C.5 Other formulas
- To calculate \(z\)-scores (Sect. 20.4), use
\[ z = \frac{\text{value of variable} - \text{mean of the distribution of the variable}}{\text{standard deviation of the distribution of the variable}}. \] \(t\)-scores are like \(z\)-scores. When the 'variable' is a sample estimate (such as \(\bar{x}\)), the 'standard deviation of the distribution' is a standard error (such as \(\text{s.e.}(\bar{x})\)). - The unstandardising formula (Sect. 20.8) is \(x = \mu + (z\times \sigma)\).
- The interquartile range (IQR) is \(Q_3 - Q_1\), where \(Q_1\) and \(Q_3\) are the first and third quartiles respectively (or, equivalently, the \(25\)th and \(75\)th percentiles).

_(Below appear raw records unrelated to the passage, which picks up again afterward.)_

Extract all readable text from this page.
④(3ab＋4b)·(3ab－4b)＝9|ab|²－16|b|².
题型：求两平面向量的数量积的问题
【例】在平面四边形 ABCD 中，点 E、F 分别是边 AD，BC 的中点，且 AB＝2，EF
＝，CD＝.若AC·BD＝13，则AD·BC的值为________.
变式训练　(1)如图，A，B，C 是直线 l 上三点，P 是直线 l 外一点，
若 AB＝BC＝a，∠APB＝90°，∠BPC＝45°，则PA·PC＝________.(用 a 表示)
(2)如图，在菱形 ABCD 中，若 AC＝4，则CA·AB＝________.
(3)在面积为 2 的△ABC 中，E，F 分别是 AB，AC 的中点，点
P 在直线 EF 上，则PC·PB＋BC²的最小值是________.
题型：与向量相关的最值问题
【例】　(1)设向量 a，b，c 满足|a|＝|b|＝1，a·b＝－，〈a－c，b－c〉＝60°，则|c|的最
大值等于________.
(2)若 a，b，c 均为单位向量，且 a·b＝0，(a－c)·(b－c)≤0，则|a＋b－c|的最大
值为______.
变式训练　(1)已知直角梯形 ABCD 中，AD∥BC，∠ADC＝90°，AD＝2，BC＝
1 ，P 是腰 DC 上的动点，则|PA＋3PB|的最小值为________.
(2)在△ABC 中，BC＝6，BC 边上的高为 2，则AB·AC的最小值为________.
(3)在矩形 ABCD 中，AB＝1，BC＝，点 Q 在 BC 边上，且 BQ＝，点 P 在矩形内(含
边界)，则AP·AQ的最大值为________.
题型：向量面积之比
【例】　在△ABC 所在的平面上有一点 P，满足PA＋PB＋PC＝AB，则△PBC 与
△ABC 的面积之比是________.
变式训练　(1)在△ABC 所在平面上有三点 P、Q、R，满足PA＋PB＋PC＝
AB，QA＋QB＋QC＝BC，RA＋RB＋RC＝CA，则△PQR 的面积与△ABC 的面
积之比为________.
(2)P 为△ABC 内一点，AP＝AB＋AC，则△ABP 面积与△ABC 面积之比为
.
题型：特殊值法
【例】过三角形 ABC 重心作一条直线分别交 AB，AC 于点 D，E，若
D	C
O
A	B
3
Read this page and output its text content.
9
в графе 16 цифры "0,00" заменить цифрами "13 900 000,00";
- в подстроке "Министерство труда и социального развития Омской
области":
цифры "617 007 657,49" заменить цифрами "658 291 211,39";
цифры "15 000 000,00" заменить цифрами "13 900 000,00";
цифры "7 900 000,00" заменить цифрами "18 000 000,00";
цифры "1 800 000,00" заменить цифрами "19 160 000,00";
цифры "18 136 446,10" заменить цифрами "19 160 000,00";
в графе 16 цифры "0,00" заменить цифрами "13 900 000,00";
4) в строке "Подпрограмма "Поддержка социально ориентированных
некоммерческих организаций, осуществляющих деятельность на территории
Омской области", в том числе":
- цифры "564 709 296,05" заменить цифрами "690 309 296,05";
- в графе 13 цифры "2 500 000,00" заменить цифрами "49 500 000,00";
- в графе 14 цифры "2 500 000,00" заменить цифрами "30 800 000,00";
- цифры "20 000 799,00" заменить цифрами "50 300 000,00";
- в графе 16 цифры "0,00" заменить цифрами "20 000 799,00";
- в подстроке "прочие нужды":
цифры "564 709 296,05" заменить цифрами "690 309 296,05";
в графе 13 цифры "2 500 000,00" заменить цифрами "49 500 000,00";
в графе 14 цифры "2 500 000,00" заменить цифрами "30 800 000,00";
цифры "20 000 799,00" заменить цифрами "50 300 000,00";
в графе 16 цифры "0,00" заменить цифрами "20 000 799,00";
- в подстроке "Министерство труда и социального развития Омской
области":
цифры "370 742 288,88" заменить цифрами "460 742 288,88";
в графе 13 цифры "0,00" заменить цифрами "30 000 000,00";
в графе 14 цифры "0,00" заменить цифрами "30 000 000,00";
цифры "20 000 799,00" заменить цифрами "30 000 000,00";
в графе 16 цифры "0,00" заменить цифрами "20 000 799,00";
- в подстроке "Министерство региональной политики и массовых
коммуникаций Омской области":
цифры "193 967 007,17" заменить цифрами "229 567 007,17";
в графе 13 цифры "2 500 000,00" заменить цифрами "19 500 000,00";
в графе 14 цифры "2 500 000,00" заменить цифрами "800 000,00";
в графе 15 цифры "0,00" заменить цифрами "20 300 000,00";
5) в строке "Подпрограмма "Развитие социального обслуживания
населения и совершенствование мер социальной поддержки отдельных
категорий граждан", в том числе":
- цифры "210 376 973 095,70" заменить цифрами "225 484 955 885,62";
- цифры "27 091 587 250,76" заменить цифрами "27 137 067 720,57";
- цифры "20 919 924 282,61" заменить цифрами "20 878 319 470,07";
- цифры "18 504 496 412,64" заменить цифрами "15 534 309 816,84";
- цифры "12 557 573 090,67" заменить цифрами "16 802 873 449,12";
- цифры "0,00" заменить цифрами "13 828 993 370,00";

- The smallest expected value (for assessing statistical validity when forming CIs and conducting hypothesis tests with proportions or ORs) is
\[ \frac{(\text{Smallest row total})\times(\text{Smallest column total})}{\text{Overall total}}. \] - The regression equation in the sample is \(\hat{y} = b_0 + b_1 x\), where \(b_0\) is the sample intercept and \(b_1\) is the sample slope.